A transient spike in inflation
Food inflation spikes up in June due to vegetable prices
The June CPI
inflation was at 5.1% (Kotak: 5%), higher than the May print of 4.8%, but was
earlier expected to be around 4.4%. The sharp increase in vegetable prices in
the second half of June pushed up food inflation to 8.4% (2.7% mom increase,
May: 7.9% yoy). Durable food inflation fell to 5.9% (May: 6.3%) (Exhibits 1-4).
Core inflation has likely troughed out
Core inflation (CPI
excl. food, beverages and fuel) at 3.1% was in line with the May print. Core
CPI increased 0.1% mom (May: 0.3% mom). Various core inflation metrics
troughing out around 3% will continue to strengthen the case for a rate cut for
a few MPC members (Exhibit 5). We expect core inflation to average 3.9% in
FY2025.
Inflation likely to hover around 4.5% for most of the
year
The
vegetable price spike should be transient and reverse over the next 2-3 months.
We estimate only a gradual moderation in headline inflation toward the RBI’s 4%
target. While inflation has panned out broadly in line with our expectations,
we remain wary of the last-mile disinflation pace. Risks will persist from (1)

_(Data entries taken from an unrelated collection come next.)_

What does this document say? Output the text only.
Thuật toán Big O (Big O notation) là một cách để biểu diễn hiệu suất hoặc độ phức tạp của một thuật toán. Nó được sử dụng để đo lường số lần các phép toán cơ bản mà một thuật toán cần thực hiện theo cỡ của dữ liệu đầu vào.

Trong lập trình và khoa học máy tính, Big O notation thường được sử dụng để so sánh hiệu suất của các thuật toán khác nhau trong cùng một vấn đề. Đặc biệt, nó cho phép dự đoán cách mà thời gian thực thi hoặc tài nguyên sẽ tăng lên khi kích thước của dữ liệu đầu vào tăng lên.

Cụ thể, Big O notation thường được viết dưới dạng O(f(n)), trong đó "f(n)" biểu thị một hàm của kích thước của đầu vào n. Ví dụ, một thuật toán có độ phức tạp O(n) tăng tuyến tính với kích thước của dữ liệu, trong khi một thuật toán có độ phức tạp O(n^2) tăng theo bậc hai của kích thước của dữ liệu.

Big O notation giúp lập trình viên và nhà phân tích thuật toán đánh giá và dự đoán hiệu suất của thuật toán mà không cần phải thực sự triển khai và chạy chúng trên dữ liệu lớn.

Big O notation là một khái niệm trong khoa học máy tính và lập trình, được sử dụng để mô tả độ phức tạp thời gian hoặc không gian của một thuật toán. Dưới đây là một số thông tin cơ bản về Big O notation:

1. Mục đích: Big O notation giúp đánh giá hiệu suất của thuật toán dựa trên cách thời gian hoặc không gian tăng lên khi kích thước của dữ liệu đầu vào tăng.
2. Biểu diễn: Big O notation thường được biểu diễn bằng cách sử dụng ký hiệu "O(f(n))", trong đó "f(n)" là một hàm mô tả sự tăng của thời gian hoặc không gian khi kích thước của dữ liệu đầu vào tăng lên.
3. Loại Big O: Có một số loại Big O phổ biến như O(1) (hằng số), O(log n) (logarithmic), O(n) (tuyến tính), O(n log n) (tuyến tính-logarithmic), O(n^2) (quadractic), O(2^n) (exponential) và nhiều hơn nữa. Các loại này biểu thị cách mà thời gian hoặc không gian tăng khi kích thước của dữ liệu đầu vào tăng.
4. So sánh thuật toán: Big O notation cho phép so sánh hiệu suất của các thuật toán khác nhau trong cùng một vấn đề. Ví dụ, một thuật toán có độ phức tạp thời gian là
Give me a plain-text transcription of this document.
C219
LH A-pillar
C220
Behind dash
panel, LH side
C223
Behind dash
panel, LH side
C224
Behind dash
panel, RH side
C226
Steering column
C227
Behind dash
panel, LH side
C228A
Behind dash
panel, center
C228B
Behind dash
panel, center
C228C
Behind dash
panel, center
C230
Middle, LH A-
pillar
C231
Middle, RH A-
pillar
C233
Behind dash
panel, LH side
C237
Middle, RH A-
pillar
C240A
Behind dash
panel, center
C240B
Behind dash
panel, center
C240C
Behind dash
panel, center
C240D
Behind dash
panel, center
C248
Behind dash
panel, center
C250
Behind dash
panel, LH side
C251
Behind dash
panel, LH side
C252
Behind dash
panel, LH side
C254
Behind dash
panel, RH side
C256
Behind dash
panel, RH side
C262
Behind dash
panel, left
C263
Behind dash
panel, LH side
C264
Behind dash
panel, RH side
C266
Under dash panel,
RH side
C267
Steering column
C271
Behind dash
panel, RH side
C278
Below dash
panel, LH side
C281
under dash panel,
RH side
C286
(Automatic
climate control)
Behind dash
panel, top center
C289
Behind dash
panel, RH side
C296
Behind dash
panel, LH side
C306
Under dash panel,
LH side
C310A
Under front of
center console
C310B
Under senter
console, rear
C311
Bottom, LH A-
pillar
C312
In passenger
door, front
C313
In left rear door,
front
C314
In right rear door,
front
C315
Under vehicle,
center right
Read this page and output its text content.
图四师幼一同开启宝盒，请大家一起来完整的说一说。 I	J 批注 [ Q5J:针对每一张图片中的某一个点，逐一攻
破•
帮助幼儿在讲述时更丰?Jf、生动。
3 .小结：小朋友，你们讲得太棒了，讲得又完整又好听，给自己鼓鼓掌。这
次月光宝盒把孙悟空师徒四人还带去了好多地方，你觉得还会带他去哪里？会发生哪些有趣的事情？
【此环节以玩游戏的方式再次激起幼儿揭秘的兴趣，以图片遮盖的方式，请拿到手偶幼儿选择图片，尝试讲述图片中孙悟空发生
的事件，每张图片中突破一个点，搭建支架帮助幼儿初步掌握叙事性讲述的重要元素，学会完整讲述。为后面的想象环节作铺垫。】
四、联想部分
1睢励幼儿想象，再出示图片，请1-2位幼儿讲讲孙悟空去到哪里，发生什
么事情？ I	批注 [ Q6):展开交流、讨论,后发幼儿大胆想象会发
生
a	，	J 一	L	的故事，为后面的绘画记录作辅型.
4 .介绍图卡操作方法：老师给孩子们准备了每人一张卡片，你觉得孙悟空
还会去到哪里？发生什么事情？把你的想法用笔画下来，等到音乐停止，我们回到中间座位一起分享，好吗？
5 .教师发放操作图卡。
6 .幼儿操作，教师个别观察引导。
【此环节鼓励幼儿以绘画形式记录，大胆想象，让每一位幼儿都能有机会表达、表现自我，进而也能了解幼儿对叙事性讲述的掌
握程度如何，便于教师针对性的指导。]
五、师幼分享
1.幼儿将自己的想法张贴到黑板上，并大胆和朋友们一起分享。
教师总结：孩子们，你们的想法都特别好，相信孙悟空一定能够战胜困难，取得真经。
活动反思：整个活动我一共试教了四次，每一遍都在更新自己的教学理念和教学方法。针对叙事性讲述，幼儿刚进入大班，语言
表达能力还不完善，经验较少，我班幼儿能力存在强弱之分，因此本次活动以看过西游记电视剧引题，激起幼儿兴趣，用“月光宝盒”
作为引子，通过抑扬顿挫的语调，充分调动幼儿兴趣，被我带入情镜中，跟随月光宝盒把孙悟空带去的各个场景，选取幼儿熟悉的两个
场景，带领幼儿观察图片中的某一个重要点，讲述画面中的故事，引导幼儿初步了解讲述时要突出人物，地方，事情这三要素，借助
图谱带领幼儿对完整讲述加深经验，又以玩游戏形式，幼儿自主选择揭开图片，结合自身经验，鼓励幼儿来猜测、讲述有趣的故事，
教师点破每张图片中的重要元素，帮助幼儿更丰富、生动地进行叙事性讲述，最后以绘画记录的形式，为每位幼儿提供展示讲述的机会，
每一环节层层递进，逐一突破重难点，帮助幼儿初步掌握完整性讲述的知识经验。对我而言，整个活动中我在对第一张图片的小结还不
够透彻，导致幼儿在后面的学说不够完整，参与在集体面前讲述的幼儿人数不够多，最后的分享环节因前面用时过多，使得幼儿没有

commodity price spikes and subsequent transmission to finished goods and (2)
adverse weather impacting food inflation (as seen in June). We maintain our
FY2025 average CPI inflation estimate at 4.5% (Exhibit 6).
IIP growth remains steady in May
IIP growth in May was
at 5.9% (April: 5.0%). According to the sectoral classification, manufacturing
activity increased 4.6% (April: 3.9%), mining increased 6.6% (6.8%) and
electricity production increased 13.7% (10.2%) (Exhibit 7). In terms of the
use-based classification, all categories registered positive growth, except for
consumer non-durables (Exhibit 8).
Maintain our call for a shallow rate cut cycle
The
domestic growth-inflation dynamics will support the RBI, targeting the 4%
inflation target on a durable basis. The global policy cycle should also be
conducive, even with an asynchronous rate cut cycle—markets are pricing in two
rate cuts by the Fed in CY2024, starting in September. Based on our domestic
and global economic conditions expectations, we maintain our call for a shallow
rate cut cycle (75-100 bps) from the December policy and stance changing either
in October or along with the rate action.